O Little Town of Bethlehem

O Little Town of Bethlehem is one since the end of the 19th century in the USA very popular Christmas song. It was first through the hymnals of the Episcopal Church spread, in the second half of the 20th century then also by interpretations of Elvis Presley, Ella Fitzgerald, Bob Dylan, Garth Brooks, the Golden Gate Quartet and others.

Genesis

Phillips Brooks (1835-1893), at that time rector of Trinity Church (Church of the Holy Trinity ) in Philadelphia (Pennsylvania, USA), wrote the text in 1868 under the impact of a pilgrimage to the Holy Land, which he had taken 1865/1866. Brooks asked Lewis H. speakers, the organist of his church, to set to music the text for the Sunday School. Speakers reported later that he had this contract been postponed, in the night of Sunday, however, for he had promised the melody had appeared to him in his sleep an angel and had given him the notes.

Later versions

The text has been changed several times by Brooks and later editors.

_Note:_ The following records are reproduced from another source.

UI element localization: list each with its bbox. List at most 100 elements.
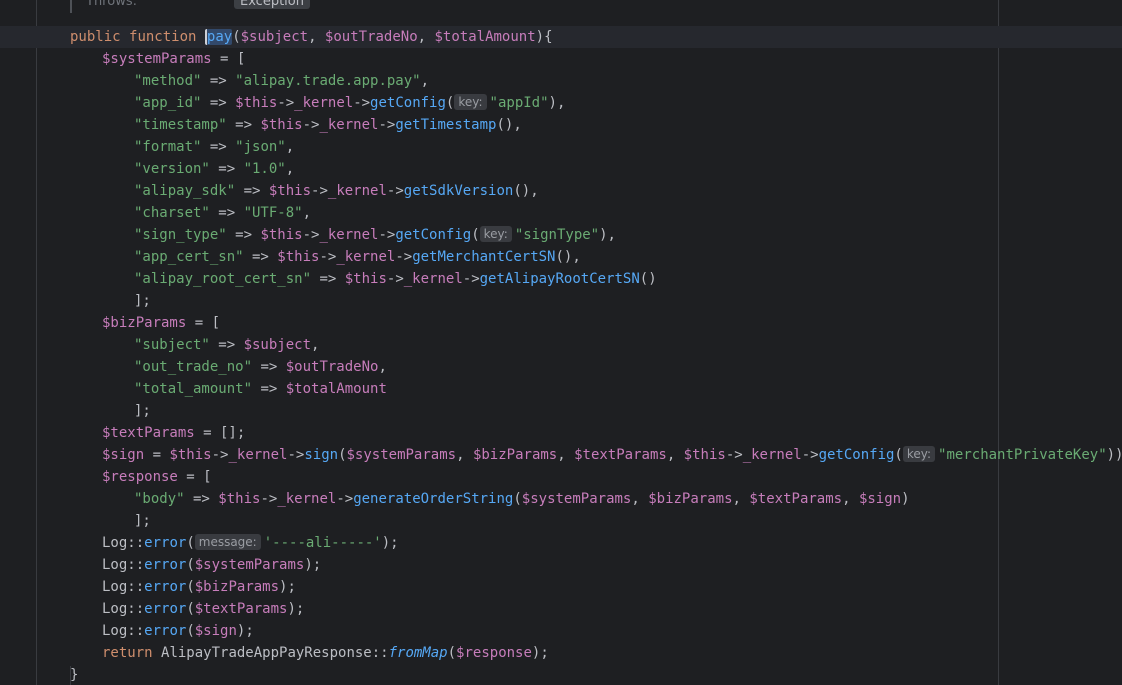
code-line[interactable]: "subject" => $subject, — [0, 334, 1122, 356]
code-line[interactable]: "total_amount" => $totalAmount — [0, 378, 1122, 400]
code-line-text: "version" => "1.0", — [134, 158, 294, 180]
code-line[interactable]: ]; — [0, 400, 1122, 422]
current-code-line[interactable]: public function pay($subject, $outTradeN… — [0, 26, 1122, 48]
code-token: => — [201, 139, 236, 155]
string-token: "method" — [134, 73, 202, 89]
code-line[interactable]: $textParams = []; — [0, 422, 1122, 444]
variable-token: $this — [260, 117, 303, 133]
string-token: "signType" — [514, 227, 600, 243]
code-token: , — [732, 491, 750, 507]
doc-throws-type: Exception — [234, 0, 310, 9]
code-line-text: "alipay_sdk" => $this->_kernel->getSdkVe… — [134, 180, 539, 202]
code-editor[interactable]: Throws: Exception public function pay($s… — [0, 0, 1122, 685]
variable-token: $sign — [194, 623, 237, 639]
code-area[interactable]: public function pay($subject, $outTradeN… — [0, 26, 1122, 685]
code-line-text: $response = [ — [102, 466, 212, 488]
code-token: ( — [186, 535, 195, 551]
code-token: :: — [127, 601, 145, 617]
code-token: ( — [447, 645, 457, 661]
code-line[interactable]: $sign = $this->_kernel->sign($systemPara… — [0, 444, 1122, 466]
code-token: :: — [127, 557, 145, 573]
code-token: -> — [378, 117, 396, 133]
code-line[interactable]: Log::error($systemParams); — [0, 554, 1122, 576]
function-token: generateOrderString — [353, 491, 514, 507]
code-line[interactable]: $bizParams = [ — [0, 312, 1122, 334]
code-line[interactable]: Log::error($textParams); — [0, 598, 1122, 620]
string-token: "charset" — [134, 205, 210, 221]
code-line[interactable]: "sign_type" => $this->_kernel->getConfig… — [0, 224, 1122, 246]
code-line[interactable]: "app_id" => $this->_kernel->getConfig(ke… — [0, 92, 1122, 114]
code-token: -> — [287, 447, 305, 463]
function-token: getTimestamp — [395, 117, 497, 133]
doc-comment-throws: Throws: Exception — [70, 0, 770, 13]
code-line[interactable]: "charset" => "UTF-8", — [0, 202, 1122, 224]
keyword-token: public — [70, 29, 121, 45]
code-token: ( — [232, 29, 241, 45]
string-token: "version" — [134, 161, 210, 177]
code-line[interactable]: "method" => "alipay.trade.app.pay", — [0, 70, 1122, 92]
code-line[interactable]: "timestamp" => $this->_kernel->getTimest… — [0, 114, 1122, 136]
string-token: "total_amount" — [134, 381, 253, 397]
code-line[interactable]: "body" => $this->_kernel->generateOrderS… — [0, 488, 1122, 510]
code-token: => — [243, 249, 278, 265]
code-line[interactable]: $response = [ — [0, 466, 1122, 488]
variable-token: $totalAmount — [285, 381, 387, 397]
code-line[interactable]: return AlipayTradeAppPayResponse::fromMa… — [0, 642, 1122, 664]
code-line[interactable]: ]; — [0, 290, 1122, 312]
code-line-text: "alipay_root_cert_sn" => $this->_kernel-… — [134, 268, 657, 290]
code-token: , — [417, 29, 435, 45]
code-token: ); — [279, 579, 296, 595]
code-token: -> — [386, 183, 404, 199]
code-token: -> — [302, 227, 320, 243]
code-token: => — [252, 359, 286, 375]
string-token: "1.0" — [243, 161, 286, 177]
variable-token: $this — [218, 491, 261, 507]
code-token: , — [666, 447, 684, 463]
parameter-hint: key: — [902, 446, 936, 462]
function-token: getMerchantCertSN — [412, 249, 556, 265]
code-token: ), — [599, 227, 616, 243]
function-token: error — [144, 535, 187, 551]
parameter-hint: key: — [454, 94, 487, 110]
code-token: -> — [462, 271, 480, 287]
code-line[interactable]: "out_trade_no" => $outTradeNo, — [0, 356, 1122, 378]
code-line[interactable]: Log::error($bizParams); — [0, 576, 1122, 598]
code-token: ( — [513, 491, 522, 507]
code-token: , — [311, 337, 320, 353]
code-line[interactable]: Log::error($sign); — [0, 620, 1122, 642]
code-token: -> — [211, 447, 229, 463]
code-line[interactable]: Log::error(message: '----ali-----'); — [0, 532, 1122, 554]
code-token: => — [209, 205, 244, 221]
function-token: error — [144, 601, 187, 617]
string-token: "format" — [134, 139, 202, 155]
code-token: , — [285, 139, 295, 155]
variable-token: $this — [277, 249, 320, 265]
code-line[interactable]: "alipay_sdk" => $this->_kernel->getSdkVe… — [0, 180, 1122, 202]
code-line[interactable]: "version" => "1.0", — [0, 158, 1122, 180]
code-line-text: } — [70, 664, 78, 685]
code-line-text: Log::error($bizParams); — [102, 576, 296, 598]
variable-token: $response — [456, 645, 532, 661]
code-token: , — [378, 359, 387, 375]
code-line[interactable]: ]; — [0, 510, 1122, 532]
code-token: ( — [894, 447, 903, 463]
code-token: -> — [395, 249, 413, 265]
variable-token: $this — [683, 447, 726, 463]
code-token: => — [184, 491, 219, 507]
code-line[interactable]: "alipay_root_cert_sn" => $this->_kernel-… — [0, 268, 1122, 290]
string-token: "app_cert_sn" — [134, 249, 244, 265]
doc-comment-bar — [70, 0, 72, 13]
code-line[interactable]: $systemParams = [ — [0, 48, 1122, 70]
code-line-text: "sign_type" => $this->_kernel->getConfig… — [134, 224, 616, 246]
code-token: = [ — [177, 469, 212, 485]
keyword-token: function — [129, 29, 197, 45]
code-line-text: ]; — [134, 290, 151, 312]
code-line[interactable]: "format" => "json", — [0, 136, 1122, 158]
code-line[interactable]: "app_cert_sn" => $this->_kernel->getMerc… — [0, 246, 1122, 268]
code-token: -> — [311, 183, 328, 199]
code-line[interactable]: } — [0, 664, 1122, 685]
code-line-text: "timestamp" => $this->_kernel->getTimest… — [134, 114, 522, 136]
variable-token: $bizParams — [648, 491, 733, 507]
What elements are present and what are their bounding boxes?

In the printed versions mostly lack the the fourth place in the originally fünfstrophigen stanza, because in it Christ as the "son of the Undefiled " ( son of the Immaculate ) was addressed. The emergence of the text falls into a period of intense debate about the promoted by the Oxford Movement orientation of the Anglican churches in Catholic traditions, which so strongly won in the U.S. ground that it was in 1873 for the removal of the Reformed Episcopal Church. The name of the Virgin Mary as " undefiled " therefore contained considerable potential for conflict, as they recalled the already formed in the later Middle Ages, but only in 1854 the Pope proclaimed as specifically Catholic dogma doctrine of the Immaculate Conception. The verse was therefore either omitted in the printed versions, or the word " undefiled " ( unstained ) was replaced by "mother mild" ( good Mother ).

Singable versions also exist in Spanish, French, German and other languages.